No entanto, alguns físicos teóricos e matemáticos vêm tentando, nas últimas quatro décadas, romper essa barreira com hipóteses audaciosas que aproximam a física e a cosmologia das ilações filosóficas e religiosas (o conceito de formação de matéria por flutuação de vácuo, aliás, lembra o vazio dos budistas, o útero transcendental onde tudo é gerado e para onde tudo retorna). É o caso do físico americano John Archibald Wheeler, colega de Einstein e Niels Bohr e mentor de vários expoentes da moderna física, que cunhou a expressão "buraco negro". Aos 90 anos, Wheeler esforça-se para demonstrar que o universo é real, em parte, porque nós o observamos. Talvez o cosmo não exista quando não estamos olhando para ele.
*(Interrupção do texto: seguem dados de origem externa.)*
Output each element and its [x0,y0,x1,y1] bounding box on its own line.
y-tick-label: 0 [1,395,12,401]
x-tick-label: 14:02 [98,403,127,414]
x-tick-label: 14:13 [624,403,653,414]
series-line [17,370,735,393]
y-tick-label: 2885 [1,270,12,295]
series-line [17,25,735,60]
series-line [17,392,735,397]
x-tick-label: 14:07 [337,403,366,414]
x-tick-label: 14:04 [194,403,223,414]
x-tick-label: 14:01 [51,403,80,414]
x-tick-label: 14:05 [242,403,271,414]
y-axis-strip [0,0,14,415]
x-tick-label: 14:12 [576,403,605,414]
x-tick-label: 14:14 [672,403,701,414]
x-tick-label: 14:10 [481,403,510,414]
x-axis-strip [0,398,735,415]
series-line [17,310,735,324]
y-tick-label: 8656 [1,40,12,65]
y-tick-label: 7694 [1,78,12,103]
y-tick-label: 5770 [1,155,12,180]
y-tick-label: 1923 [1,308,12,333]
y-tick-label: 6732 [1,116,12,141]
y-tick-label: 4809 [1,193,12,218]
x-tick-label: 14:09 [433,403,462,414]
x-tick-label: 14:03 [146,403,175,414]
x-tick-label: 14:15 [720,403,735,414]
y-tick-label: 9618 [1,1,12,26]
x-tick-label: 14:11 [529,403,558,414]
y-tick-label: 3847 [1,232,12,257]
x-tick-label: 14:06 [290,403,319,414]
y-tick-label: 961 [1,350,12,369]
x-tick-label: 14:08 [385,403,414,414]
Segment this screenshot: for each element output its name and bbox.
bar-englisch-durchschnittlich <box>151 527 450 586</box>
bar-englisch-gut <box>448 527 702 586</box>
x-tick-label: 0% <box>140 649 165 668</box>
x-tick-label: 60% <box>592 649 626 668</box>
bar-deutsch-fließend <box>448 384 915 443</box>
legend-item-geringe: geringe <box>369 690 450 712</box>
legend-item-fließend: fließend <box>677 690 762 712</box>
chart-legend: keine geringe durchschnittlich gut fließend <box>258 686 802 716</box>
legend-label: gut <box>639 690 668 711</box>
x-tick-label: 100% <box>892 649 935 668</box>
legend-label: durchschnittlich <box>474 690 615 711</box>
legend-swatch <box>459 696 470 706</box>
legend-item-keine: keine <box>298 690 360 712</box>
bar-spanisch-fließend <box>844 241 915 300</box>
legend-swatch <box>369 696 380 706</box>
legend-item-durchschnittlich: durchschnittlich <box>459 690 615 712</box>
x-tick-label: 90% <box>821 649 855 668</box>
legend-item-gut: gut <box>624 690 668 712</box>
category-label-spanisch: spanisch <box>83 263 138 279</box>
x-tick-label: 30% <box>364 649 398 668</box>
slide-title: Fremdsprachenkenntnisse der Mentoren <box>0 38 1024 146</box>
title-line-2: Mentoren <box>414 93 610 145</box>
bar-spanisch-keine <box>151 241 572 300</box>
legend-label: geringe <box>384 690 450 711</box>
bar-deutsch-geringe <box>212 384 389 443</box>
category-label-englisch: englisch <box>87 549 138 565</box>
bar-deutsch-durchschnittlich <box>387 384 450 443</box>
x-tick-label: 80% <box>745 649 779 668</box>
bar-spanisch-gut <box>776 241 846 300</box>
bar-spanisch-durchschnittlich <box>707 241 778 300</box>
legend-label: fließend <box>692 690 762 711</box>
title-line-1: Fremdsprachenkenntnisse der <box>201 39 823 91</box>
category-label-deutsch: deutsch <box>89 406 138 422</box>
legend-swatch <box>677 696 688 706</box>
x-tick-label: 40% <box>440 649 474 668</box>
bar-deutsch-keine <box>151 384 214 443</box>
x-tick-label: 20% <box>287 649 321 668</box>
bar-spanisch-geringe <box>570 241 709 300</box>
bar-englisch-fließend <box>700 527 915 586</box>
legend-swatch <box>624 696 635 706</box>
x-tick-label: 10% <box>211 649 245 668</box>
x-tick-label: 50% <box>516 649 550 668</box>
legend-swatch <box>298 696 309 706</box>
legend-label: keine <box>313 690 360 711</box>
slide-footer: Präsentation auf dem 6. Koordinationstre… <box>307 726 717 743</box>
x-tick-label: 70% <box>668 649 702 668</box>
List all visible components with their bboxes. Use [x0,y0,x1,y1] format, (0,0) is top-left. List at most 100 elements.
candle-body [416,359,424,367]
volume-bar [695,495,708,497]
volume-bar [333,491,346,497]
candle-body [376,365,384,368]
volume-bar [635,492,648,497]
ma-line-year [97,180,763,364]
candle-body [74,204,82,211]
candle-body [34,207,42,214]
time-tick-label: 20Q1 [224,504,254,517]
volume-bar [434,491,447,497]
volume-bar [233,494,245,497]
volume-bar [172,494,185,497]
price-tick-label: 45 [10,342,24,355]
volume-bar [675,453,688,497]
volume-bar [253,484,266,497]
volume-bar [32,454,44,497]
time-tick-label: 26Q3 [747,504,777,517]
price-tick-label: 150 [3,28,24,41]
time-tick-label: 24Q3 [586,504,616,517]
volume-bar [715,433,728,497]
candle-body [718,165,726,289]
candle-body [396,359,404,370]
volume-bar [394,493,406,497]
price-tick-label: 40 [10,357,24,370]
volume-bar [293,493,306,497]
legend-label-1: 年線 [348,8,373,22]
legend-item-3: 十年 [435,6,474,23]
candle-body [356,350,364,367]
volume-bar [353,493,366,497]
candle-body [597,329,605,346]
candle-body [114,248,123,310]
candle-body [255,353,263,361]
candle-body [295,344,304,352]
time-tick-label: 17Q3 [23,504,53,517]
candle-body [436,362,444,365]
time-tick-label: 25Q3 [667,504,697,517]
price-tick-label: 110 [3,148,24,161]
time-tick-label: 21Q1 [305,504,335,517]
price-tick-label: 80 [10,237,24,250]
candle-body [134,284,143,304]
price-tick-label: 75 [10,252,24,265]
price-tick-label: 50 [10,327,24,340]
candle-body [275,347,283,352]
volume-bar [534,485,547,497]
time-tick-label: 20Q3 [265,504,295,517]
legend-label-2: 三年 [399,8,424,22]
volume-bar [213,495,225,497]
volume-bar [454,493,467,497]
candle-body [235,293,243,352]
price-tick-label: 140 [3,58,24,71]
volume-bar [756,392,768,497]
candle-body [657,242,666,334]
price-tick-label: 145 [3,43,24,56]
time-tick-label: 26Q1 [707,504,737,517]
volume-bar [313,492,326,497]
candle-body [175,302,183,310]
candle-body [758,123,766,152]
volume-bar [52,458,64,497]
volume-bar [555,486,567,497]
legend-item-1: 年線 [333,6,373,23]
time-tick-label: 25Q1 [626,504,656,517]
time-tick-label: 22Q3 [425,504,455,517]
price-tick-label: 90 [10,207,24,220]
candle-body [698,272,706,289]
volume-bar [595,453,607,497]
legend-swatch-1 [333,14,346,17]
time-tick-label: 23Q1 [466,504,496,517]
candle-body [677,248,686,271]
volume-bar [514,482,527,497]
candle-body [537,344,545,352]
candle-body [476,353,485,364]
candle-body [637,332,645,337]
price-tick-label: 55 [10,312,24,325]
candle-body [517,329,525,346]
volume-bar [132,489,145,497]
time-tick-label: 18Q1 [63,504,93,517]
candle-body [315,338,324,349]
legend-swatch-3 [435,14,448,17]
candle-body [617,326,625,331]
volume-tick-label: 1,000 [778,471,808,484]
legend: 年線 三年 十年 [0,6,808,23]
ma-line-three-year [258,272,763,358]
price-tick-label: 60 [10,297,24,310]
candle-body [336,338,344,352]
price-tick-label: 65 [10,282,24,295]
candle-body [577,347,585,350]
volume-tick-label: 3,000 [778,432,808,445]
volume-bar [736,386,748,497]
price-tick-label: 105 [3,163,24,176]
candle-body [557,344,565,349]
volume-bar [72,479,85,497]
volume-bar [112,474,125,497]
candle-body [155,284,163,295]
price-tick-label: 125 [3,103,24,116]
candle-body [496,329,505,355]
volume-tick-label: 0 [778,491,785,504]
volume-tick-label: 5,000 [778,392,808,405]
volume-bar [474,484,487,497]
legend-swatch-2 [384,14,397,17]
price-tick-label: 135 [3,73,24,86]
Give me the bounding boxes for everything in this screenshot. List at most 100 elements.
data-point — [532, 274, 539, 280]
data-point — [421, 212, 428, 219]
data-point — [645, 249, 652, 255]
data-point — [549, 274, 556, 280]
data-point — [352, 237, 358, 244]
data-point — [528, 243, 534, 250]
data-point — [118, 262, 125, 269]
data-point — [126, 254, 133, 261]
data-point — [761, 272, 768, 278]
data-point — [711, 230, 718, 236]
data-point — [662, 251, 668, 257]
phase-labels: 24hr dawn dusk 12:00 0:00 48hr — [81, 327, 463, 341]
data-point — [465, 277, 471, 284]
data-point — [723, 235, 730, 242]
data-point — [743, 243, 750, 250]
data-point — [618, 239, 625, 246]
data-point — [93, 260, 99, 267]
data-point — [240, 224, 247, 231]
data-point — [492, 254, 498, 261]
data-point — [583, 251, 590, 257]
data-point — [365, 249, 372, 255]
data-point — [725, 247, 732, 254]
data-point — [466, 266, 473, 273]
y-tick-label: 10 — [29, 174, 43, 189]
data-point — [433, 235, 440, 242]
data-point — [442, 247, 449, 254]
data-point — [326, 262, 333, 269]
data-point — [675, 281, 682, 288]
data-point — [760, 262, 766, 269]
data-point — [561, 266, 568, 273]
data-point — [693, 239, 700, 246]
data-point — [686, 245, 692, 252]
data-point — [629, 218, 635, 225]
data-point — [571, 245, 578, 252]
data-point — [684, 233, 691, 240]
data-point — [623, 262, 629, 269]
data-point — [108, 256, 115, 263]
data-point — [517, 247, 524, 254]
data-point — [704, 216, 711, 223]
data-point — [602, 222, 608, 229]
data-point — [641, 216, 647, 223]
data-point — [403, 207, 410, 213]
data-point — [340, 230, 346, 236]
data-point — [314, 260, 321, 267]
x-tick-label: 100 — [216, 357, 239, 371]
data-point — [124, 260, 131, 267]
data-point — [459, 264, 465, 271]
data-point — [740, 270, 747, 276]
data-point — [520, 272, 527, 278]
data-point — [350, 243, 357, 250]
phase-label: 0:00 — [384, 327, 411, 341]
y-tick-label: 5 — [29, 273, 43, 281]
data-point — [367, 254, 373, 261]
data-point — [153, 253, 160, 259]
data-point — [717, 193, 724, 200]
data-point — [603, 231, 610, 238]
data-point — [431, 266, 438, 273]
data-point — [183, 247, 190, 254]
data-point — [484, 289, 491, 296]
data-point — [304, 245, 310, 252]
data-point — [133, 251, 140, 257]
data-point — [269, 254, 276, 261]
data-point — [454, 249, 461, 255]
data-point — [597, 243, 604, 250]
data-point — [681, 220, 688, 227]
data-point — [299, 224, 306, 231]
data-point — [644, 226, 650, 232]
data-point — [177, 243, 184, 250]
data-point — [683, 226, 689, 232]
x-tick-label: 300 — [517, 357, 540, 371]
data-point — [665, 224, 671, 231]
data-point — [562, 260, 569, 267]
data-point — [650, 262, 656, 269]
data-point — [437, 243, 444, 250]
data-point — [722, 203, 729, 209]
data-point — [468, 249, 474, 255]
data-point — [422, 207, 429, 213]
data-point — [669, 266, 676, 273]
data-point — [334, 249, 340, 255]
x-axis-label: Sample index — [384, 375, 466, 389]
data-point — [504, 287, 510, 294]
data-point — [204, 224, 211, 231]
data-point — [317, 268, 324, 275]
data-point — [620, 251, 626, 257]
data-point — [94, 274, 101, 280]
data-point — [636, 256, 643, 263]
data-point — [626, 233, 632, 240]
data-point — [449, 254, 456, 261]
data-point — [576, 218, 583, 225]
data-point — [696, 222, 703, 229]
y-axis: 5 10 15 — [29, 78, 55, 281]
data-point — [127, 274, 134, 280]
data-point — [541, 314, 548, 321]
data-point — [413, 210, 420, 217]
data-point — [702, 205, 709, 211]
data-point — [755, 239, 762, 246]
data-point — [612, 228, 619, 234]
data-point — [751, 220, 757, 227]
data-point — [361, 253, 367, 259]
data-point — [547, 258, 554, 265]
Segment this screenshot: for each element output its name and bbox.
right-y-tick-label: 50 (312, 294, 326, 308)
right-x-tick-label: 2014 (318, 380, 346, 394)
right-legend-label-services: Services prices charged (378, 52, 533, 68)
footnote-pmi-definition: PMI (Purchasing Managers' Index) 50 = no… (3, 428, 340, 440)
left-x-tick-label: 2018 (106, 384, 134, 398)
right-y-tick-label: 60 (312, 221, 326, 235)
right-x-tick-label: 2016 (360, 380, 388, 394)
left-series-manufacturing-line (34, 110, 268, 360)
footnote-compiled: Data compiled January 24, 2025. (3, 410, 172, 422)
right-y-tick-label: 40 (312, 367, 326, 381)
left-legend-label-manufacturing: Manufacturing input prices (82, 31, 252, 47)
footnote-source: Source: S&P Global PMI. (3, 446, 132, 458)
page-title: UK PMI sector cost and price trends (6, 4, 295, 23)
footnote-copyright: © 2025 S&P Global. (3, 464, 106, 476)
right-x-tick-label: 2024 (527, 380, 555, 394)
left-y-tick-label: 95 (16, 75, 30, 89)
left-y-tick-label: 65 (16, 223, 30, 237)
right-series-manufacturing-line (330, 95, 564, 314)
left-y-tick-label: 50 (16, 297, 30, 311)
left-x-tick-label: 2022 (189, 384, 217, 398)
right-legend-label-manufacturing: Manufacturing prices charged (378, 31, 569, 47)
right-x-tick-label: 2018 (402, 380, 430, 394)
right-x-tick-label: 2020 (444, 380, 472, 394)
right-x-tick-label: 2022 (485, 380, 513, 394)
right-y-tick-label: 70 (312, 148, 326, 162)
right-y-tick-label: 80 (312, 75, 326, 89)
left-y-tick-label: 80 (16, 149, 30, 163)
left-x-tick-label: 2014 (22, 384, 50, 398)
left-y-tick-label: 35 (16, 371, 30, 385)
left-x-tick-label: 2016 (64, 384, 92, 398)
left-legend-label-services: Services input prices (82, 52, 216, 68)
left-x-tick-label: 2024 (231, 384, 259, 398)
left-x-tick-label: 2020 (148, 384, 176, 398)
Seus argumentos se baseiam nas leis (e em experiências de laboratório) da física quântica, as quais demonstram, por exemplo, que o comportamento e a trajetória de um elétron são sempre influenciados pelo observador. Num experimento, o elétron pode comportar-se como partícula ou como uma onda e seguir esse ou aquele caminho em sua viagem de um ponto a outro: o fator decisivo em qualquer das possibilidades será sempre o "olho" do experimentador. Ao contrário da física clássica, que traçou uma fronteira rígida entre objeto e sujeito, na mecânica quântica o universo parece emergir como um lugar extremamente interativo, pelo menos em seus níveis fundamentais.
A conjetura de Wheeler supõe um cosmo onde não apenas o futuro está indeterminado, mas também o passado. Assim, quando mergulhamos no tempo em busca de nossa origem – no Big Bang ou na flutuação primordial – seriam as nossas observações atuais que selecionam uma entre as muitas histórias quânticas possíveis para o universo. Wheeler, na verdade, não está só. Físicos renomados, como Andrei Linde, chegam a considerar que uma teoria de tudo não jamais será estabelecida com sucesso sem levar em conta a interação entre a realidade e o observador e mesmo a presença de uma consciência como fator de construção do universo. A aventura de decifrar o cosmo está longe de acabar e, talvez, nunca tenha fim.